What Moved the Stock Market July 7, 2026
The catalyst was Samsung Electronics, whose preliminary Q2 2026 operating profit of roughly $58 billion — a 19-fold jump year-over-year — still triggered a nearly 7% drop in its shares (as much as 10% intraday in Seoul) because the beat was, per Deutsche Bank, "only" 6% ahead of estimates following a 150% run in the stock this year. That reaction, combined with reports that China's DeepSeek is developing its own AI chip, spread to the VanEck Semiconductor ETF, which fell more than 3%. On the macro side, the U.S. trade deficit widened to $77.6 billion in May from a revised $54.6 billion in April, just below the $78.08 billion consensus estimate, adding to the day's upward pressure on yields. The NATO Summit opened in Turkey, and markets stayed alert to Fed messaging ahead of Wednesday's FOMC minutes — the first meeting summary under new Fed Chair Kevin Warsh, whose June dot plot showed nine officials penciling in at least one more rate hike before year-end, a shift from the rate-cut path markets had been pricing.
Earnings Highlights
Samsung Electronics was the day's dominant earnings story: preliminary Q2 operating profit of about $58 billion beat estimates by roughly 6%, a 19x year-over-year jump, yet the stock fell nearly 7% on profit-taking after its 150% year-to-date run — a reminder that beating estimates isn't enough when a stock has already priced in perfection. It's a light day for U.S. corporate earnings otherwise, with Q2 season not kicking into gear until later this week.
What to Watch Tomorrow
- FOMC June meeting minutes (Wednesday, July 8) — the first minutes release under Fed Chair Kevin Warsh, who has dropped traditional forward guidance for a pure data-dependent stance focused on price stability.

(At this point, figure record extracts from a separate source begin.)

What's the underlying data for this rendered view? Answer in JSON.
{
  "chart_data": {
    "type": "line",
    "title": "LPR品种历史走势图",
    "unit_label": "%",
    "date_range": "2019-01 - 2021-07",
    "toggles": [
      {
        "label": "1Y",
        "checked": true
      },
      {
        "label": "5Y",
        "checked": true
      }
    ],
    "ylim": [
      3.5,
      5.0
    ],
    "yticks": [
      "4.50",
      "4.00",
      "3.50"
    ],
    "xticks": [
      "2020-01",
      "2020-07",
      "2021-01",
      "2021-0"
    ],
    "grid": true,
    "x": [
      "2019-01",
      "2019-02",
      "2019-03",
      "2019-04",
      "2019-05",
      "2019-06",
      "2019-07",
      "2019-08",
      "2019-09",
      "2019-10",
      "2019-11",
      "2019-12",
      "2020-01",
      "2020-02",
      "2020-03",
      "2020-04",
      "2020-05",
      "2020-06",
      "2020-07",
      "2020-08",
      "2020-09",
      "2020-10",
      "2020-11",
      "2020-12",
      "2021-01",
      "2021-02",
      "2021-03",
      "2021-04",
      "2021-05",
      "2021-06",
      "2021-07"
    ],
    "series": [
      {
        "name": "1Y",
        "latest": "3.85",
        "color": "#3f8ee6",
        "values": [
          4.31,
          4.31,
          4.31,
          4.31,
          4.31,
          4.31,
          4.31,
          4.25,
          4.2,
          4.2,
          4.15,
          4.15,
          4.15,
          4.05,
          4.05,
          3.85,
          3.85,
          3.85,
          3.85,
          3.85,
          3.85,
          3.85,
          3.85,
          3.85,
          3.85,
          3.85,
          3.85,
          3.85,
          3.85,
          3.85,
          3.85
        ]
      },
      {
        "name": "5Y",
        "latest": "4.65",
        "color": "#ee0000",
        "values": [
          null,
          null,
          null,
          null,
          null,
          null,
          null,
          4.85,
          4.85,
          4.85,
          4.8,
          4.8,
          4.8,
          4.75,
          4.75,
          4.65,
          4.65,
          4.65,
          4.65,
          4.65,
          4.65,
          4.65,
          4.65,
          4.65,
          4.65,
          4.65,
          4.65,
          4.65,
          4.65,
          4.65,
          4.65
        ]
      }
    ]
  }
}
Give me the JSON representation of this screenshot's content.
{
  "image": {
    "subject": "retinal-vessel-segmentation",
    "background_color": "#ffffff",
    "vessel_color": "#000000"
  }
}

- PepsiCo earnings — reports Thursday, July 9 before the open, one of the first major Q2 season prints.
- Delta Air Lines earnings — reports Friday, July 10, an early read on consumer travel demand and jet-fuel cost pressure.
- NATO Summit in Turkey continues — watch for any headlines on defense spending commitments that could move XLI industrials and defense names.